Оказывается, он молодой — лет двадцати! Красивый, хотя рыжий. А вчера он мне, сослепу, очень солидным показался. Потому, что говорил авторитетно, с апломбом, будто бы он при важной должности. А какая у него должность? Агент НКВД? Глупее и со страху не придумаешь!.. Видел я сексотов. Да и нужно ли НКВД сявку беспризорную из магазина одевать, из ресторана кормить, в гостиничном номере нежить?! Это мог сделать только великодушный граф Монте-Кристо! Стоп, фантазия! Разогналась! Трави назад по малу! Какие грАфы могут быть в Сесесерии, где не только графов, а и порядочных людей под корень извели?!
После придирчивой оценки рыжеватости густой шевелюры Николая, прихожу к выводу: а я рыжее… Его одежда висит на стуле: темно-серая курточка супермодного фасона «бобочка» и современно широкие синие брюки из умопомрачительно дефицитной ткани «метро». А на курточке — значки: скромный, но авторитетный «КИМ», рядом — супершик: на блестящей цепочке — ГТО!! И тут я замечаю, что из кармана брюк выпала нарукавная повязка ОСОДМИЛ! Но не на завязках, а на резинках, чтобы вмиг надеть и снять.

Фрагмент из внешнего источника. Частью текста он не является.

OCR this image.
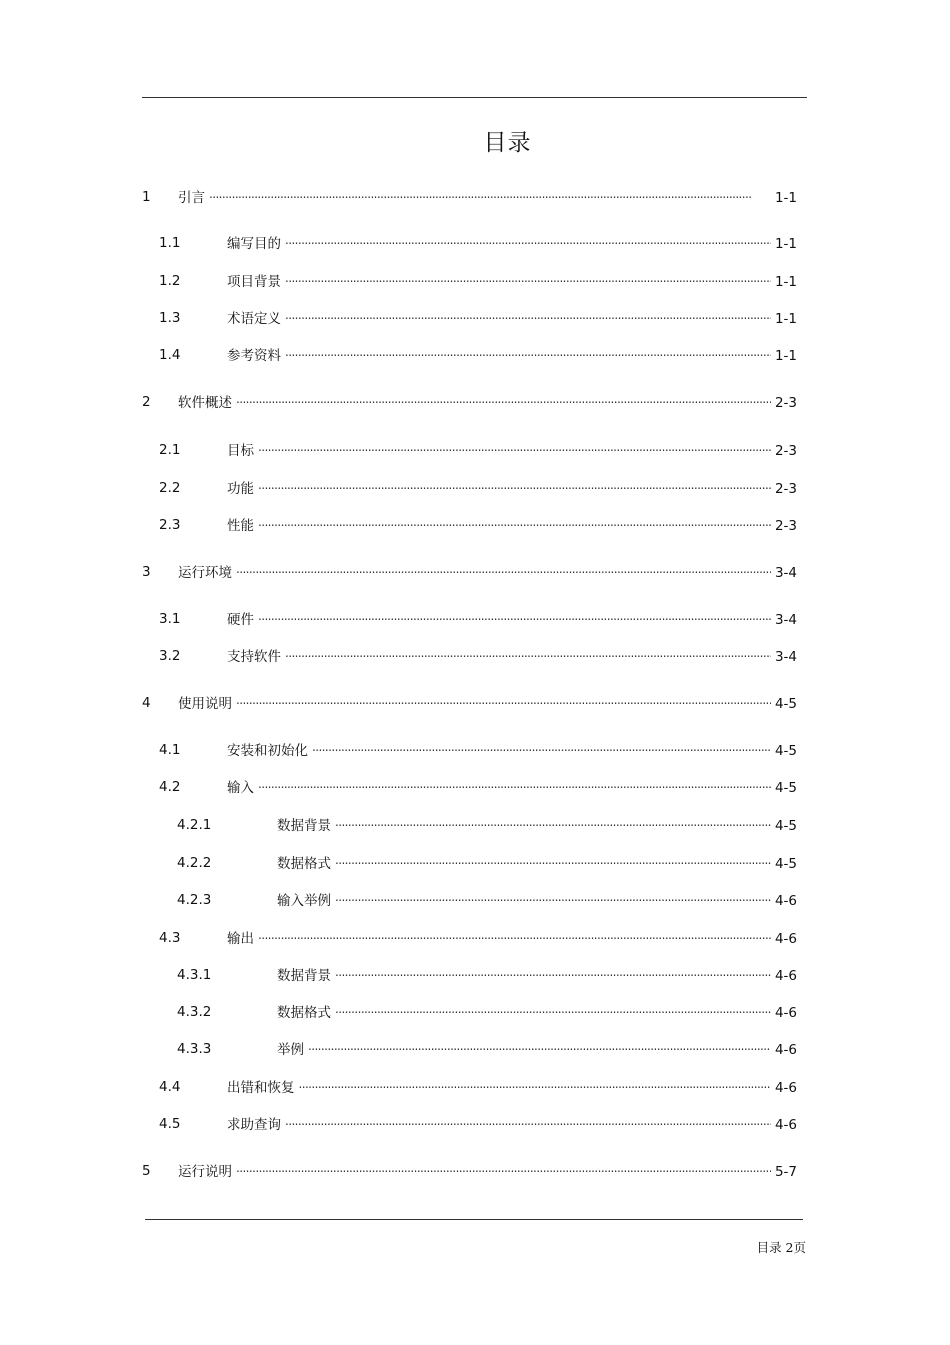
目录
1 引言 . . .	1-1
1.1	编写目的 . . .	1-1
1.2	项目背景 . . .	1-1
1.3	术语定义 . . .	1-1
1.4	参考资料 . . .	1-1
2 软件概述 . . .	2-3
2.1	目标 . . .	2-3
2.2	功能 . . .	2-3
2.3	性能 . . .	2-3
3 运行环境 . . .	3-4
3.1	硬件 . . .	3-4
3.2	支持软件 . . .	3-4
4 使用说明 . . .	4-5
4.1	安装和初始化 . . .	4-5
4.2	输入 . . .	4-5
4.2.1	数据背景 . . .	4-5
4.2.2	数据格式 . . .	4-5
4.2.3	输入举例 . . .	4-6
4.3	输出 . . .	4-6
4.3.1	数据背景 . . .	4-6
4.3.2	数据格式 . . .	4-6
4.3.3	举例 . . .	4-6
4.4	出错和恢复 . . .	4-6
4.5	求助查询 . . .	4-6
5 运行说明 . . .	5-7
目录 2页
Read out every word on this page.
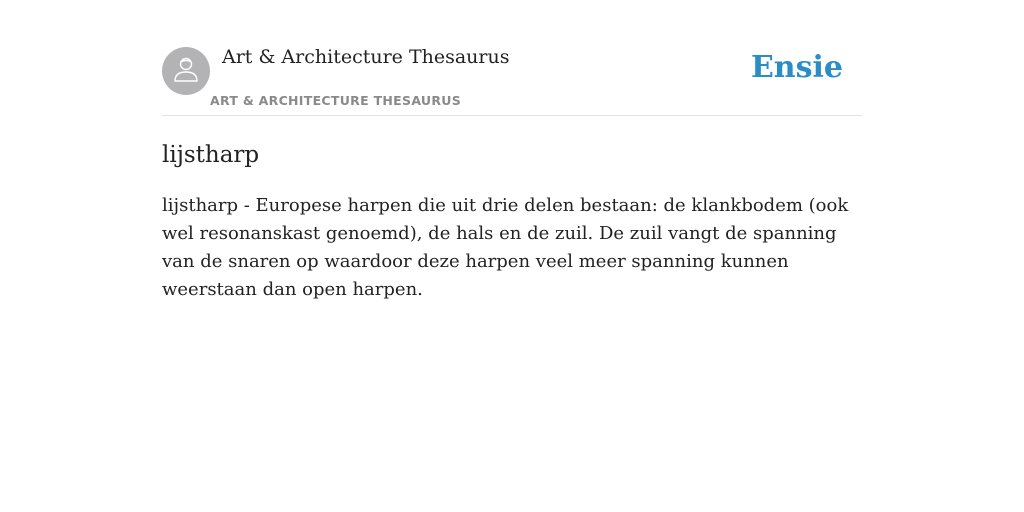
Art & Architecture Thesaurus
ART & ARCHITECTURE THESAURUS
Ensie
lijstharp

lijstharp - Europese harpen die uit drie delen bestaan: de klankbodem (ook wel resonanskast genoemd), de hals en de zuil. De zuil vangt de spanning van de snaren op waardoor deze harpen veel meer spanning kunnen weerstaan dan open harpen.
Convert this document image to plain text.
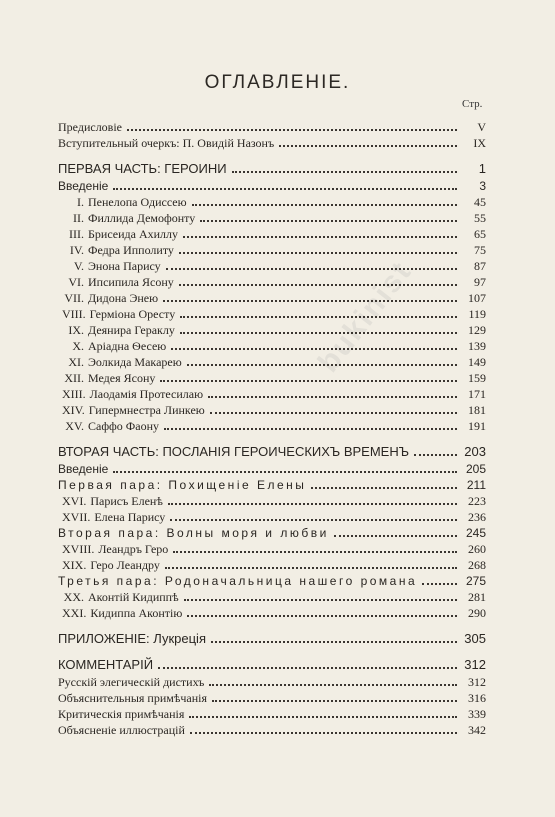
bukinist
ОГЛАВЛЕНІЕ.
Стр.
Предисловіе	V
Вступительный очеркъ: П. Овидій Назонъ	IX
ПЕРВАЯ ЧАСТЬ: ГЕРОИНИ	1
Введеніе	3
I. Пенелопа Одиссею	45
II. Филлида Демофонту	55
III. Брисеида Ахиллу	65
IV. Федра Ипполиту	75
V. Энона Парису	87
VI. Ипсипила Ясону	97
VII. Дидона Энею	107
VIII. Герміона Оресту	119
IX. Деянира Гераклу	129
X. Аріадна Ѳесею	139
XI. Эолкида Макарею	149
XII. Медея Ясону	159
XIII. Лаодамія Протесилаю	171
XIV. Гипермнестра Линкею	181
XV. Саффо Фаону	191
ВТОРАЯ ЧАСТЬ: ПОСЛАНІЯ ГЕРОИЧЕСКИХЪ ВРЕМЕНЪ	203
Введеніе	205
Первая пара: Похищеніе Елены	211
XVI. Парисъ Еленѣ	223
XVII. Елена Парису	236
Вторая пара: Волны моря и любви	245
XVIII. Леандръ Геро	260
XIX. Геро Леандру	268
Третья пара: Родоначальница нашего романа	275
XX. Аконтій Кидиппѣ	281
XXI. Кидиппа Аконтію	290
ПРИЛОЖЕНІЕ: Лукреція	305
КОММЕНТАРІЙ	312
Русскій элегическій дистихъ	312
Объяснительныя примѣчанія	316
Критическія примѣчанія	339
Объясненіе иллюстрацій	342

Вот где секрет…
Николай открывает глаза, подмигивает. Значит, я его рассматриваю, а он меня? Хи-итрый… Растерявшись, я тоже подмигиваю единственным пригодным для этого глазом и пытаюсь улыбнуться распухшим лицом. Вероятно, это получается забавно, и Николай комментирует:
— Внимание! Сегодня, в девять часов утра в Красноярске состоялось открытие века! Пока правого века! Открытие левого века откладывается по техническим причинам!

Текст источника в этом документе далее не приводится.